Clustering MNIST using amortized inference

Hi there! I’m working on an amortized inference procedure for clustering MNIST data. My model and guide are largely guided by the “Dirichlet Process Mixture Models in Pyro” walkthrough.

The main difference in my code, however, is the usage of neural networks to learn tau and alpha which are the parameters of the MultivariateNormal for locs and the Dirichlet for weights, respecitvely. Here’s my code (tau_mlp and alpha_mlp are two neural networks that extend PyroModule):

def model(data, step):
    # sample mixture weights
    alpha = torch.ones(T)
    weights = pyro.sample('weights', Dirichlet(alpha))
    
    # sample mixture means
    with pyro.plate('components', T):
        locs = pyro.sample('locs', 
                           MultivariateNormal(torch.zeros(M),
                                              torch.eye(M)))
        
    # sample cluster assignments and observe
    with pyro.plate('data', size=N):
        assignments = pyro.sample('assignments',
                                  Categorical(weights))
        pyro.sample('obs',
                    MultivariateNormal(locs[assignments],
                                       torch.eye(M)),
                    obs=data)  # dim-1 b/c dim-0 is batch
        
def guide(data, step):
    pyro.module('alpha_mlp', alpha_mlp)
    pyro.module('tau_mlp', tau_mlp)

    if use_gpu: 
        data = data.cuda()
        
    # nn to approximate posterior for mixture means
    tau = tau_mlp(data.float())
    tau = tau.view(T,M)

    # sample mixture means
    with pyro.plate('components', T):
        locs = pyro.sample('locs', MultivariateNormal(tau, torch.eye(M)))
    
    # nn to approximate posterior for mixture weights 
    alpha = alpha_mlp(data.float()) # returns a vector of length T
    weights = pyro.sample('weights', Dirichlet(alpha))  # vector of length T
    
    # sample cluster assignments
    with pyro.plate('data', size=N):
        assignments = pyro.sample('assignments', Categorical(weights))
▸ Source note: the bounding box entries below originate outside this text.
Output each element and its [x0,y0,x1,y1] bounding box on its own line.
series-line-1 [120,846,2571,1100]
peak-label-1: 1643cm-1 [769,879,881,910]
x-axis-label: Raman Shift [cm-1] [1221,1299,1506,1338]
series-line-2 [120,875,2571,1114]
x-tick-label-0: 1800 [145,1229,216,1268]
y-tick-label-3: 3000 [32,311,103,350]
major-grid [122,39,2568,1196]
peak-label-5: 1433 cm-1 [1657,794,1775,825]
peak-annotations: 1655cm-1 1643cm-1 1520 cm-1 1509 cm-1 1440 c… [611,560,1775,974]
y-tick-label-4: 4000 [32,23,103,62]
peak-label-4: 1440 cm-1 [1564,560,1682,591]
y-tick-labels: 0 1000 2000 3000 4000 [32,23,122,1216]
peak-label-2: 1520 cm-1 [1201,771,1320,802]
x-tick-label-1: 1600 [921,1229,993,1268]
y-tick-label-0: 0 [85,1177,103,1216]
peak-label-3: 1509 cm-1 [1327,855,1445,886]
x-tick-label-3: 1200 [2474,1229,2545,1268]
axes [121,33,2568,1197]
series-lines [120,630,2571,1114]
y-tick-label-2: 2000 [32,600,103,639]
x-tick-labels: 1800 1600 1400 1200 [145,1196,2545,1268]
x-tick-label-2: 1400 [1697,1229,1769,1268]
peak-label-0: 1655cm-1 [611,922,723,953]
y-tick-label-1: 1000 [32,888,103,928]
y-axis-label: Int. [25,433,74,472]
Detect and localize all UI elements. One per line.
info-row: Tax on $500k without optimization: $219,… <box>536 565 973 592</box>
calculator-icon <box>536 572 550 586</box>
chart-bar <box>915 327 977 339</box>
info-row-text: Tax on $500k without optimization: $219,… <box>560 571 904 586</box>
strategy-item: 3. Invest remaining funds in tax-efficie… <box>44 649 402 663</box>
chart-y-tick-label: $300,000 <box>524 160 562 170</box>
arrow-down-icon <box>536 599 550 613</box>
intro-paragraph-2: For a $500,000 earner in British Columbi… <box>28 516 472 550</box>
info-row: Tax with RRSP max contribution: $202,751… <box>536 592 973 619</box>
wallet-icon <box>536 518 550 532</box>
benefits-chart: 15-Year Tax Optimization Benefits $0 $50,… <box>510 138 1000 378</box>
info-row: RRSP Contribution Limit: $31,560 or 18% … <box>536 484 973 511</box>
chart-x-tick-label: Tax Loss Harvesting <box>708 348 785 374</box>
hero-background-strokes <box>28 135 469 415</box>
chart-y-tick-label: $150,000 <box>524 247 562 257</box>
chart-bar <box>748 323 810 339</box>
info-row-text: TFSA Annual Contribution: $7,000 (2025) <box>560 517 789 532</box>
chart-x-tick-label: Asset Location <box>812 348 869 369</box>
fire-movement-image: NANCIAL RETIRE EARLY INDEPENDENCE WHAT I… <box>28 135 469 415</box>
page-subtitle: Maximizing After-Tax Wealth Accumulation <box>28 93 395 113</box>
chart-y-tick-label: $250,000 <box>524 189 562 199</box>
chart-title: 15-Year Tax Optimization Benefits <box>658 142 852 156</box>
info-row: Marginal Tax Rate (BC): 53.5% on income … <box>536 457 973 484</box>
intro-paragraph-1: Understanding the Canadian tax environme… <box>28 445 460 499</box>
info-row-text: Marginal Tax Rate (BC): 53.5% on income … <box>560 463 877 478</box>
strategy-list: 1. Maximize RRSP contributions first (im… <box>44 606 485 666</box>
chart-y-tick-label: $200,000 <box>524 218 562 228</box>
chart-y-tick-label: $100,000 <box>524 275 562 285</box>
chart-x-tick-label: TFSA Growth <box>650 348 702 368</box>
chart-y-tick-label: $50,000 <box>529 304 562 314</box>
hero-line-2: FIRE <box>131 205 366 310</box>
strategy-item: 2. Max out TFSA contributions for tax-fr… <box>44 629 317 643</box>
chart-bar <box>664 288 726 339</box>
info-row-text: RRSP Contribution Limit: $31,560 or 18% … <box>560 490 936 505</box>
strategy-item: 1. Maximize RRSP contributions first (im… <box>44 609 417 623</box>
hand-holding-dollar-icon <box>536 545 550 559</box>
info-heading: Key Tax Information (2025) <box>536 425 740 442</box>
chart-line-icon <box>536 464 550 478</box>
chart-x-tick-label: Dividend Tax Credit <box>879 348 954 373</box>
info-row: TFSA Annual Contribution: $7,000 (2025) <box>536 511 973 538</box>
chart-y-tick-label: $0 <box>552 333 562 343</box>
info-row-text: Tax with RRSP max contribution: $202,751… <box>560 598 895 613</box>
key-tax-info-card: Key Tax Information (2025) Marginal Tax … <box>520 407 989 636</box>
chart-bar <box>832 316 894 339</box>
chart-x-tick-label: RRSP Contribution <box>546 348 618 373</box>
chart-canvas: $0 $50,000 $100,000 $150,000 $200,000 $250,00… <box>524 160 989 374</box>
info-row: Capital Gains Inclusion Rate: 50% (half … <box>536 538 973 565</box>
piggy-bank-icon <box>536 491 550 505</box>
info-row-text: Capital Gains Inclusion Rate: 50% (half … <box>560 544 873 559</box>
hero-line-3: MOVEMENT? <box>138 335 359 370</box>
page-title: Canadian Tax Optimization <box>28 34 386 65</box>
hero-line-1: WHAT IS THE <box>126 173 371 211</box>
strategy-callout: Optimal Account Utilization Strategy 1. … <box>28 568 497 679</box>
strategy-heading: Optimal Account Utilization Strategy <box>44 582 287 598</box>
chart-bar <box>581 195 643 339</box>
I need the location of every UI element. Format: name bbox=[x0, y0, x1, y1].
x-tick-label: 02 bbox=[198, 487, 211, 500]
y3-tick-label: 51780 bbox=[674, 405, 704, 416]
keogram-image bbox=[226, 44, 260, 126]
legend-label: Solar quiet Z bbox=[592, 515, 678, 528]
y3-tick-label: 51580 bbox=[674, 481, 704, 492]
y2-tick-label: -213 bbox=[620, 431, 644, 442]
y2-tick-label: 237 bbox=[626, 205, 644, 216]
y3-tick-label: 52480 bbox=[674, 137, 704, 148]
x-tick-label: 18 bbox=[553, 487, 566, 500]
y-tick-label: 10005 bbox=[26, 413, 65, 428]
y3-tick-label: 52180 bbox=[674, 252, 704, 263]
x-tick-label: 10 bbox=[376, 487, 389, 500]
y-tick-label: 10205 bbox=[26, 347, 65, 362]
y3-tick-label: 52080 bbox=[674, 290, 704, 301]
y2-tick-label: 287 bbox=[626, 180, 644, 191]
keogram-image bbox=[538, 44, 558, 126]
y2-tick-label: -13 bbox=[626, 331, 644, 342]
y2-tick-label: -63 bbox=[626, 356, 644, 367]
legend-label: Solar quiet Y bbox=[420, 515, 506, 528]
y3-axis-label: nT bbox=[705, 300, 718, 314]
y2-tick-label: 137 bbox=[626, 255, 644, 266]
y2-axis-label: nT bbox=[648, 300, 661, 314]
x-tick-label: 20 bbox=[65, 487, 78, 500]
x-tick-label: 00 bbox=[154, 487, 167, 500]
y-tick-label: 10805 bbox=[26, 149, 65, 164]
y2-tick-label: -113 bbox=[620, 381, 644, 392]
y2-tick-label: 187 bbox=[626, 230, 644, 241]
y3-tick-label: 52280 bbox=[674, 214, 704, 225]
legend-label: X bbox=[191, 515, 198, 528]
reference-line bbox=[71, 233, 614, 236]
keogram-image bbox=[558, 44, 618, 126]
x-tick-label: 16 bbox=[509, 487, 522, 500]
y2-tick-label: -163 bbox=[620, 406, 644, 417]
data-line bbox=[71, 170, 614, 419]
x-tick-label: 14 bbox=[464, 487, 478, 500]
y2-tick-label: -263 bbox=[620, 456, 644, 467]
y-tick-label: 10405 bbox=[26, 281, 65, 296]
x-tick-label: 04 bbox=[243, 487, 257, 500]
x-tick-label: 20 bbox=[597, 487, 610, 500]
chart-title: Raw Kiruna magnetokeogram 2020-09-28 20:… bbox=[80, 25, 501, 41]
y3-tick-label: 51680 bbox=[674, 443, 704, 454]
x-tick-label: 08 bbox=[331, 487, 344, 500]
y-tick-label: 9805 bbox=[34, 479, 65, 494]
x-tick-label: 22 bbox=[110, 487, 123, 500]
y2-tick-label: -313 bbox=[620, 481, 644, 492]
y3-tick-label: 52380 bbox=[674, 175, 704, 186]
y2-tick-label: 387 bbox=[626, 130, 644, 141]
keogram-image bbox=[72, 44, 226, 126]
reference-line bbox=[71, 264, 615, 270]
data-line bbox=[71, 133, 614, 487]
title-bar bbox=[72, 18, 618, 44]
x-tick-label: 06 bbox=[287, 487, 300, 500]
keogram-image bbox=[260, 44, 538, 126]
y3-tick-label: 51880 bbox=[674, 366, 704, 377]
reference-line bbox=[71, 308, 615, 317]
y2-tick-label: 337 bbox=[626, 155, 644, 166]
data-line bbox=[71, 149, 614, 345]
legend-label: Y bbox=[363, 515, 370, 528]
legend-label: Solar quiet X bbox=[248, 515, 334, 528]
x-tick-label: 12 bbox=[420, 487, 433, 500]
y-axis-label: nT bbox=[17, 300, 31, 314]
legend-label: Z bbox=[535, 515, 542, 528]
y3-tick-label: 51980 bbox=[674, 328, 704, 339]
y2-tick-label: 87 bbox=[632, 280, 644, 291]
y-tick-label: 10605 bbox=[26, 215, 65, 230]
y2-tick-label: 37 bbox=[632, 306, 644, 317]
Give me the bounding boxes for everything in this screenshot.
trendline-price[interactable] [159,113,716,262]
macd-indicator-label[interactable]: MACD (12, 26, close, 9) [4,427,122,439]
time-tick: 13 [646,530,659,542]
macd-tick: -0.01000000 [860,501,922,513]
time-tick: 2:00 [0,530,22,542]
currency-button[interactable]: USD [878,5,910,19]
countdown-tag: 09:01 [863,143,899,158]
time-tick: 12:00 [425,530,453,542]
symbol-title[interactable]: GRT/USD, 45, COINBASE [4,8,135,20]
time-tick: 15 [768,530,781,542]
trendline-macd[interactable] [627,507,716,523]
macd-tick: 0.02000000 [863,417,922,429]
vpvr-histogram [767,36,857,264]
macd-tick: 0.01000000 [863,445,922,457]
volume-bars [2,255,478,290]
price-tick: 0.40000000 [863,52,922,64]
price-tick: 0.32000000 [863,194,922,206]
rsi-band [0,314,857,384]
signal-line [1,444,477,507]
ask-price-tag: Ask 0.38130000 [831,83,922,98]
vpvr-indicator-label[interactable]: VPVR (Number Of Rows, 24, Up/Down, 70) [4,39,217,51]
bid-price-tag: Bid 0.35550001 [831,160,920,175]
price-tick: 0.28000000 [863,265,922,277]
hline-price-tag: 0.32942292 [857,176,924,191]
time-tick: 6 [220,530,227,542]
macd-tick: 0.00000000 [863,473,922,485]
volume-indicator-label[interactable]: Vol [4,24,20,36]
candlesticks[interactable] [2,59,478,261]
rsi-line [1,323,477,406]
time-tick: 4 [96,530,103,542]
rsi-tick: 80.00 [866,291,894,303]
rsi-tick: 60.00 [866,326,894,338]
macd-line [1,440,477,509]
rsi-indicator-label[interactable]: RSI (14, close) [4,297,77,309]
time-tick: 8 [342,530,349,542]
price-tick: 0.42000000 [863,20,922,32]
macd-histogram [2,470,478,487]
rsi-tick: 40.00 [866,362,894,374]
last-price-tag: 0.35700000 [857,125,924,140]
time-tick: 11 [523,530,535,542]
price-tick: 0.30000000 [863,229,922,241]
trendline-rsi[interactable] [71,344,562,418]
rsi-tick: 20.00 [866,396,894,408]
adam_params = {"lr": 0.001, "weight_decay": 0.01}
optimizer = Adam(adam_params)
svi = SVI(model, guide, optimizer, loss=Trace_ELBO())

for step in range(n_steps):
    elbo_est = svi.step(data, step)
    elbo_ests.append(elbo_est)

After running the inference procedure, the model didn’t seem to learn anything, the clustering being more or less random.

I’m not sure where I’m going wrong - is it how I’m using the neural networks in the guide? Or perhaps it is something else that I’m missing? Any help would be appreciated!

You might consider using enumeration and switching to TraceEnum_ELBO as in the Gaussian mixture model tutorial.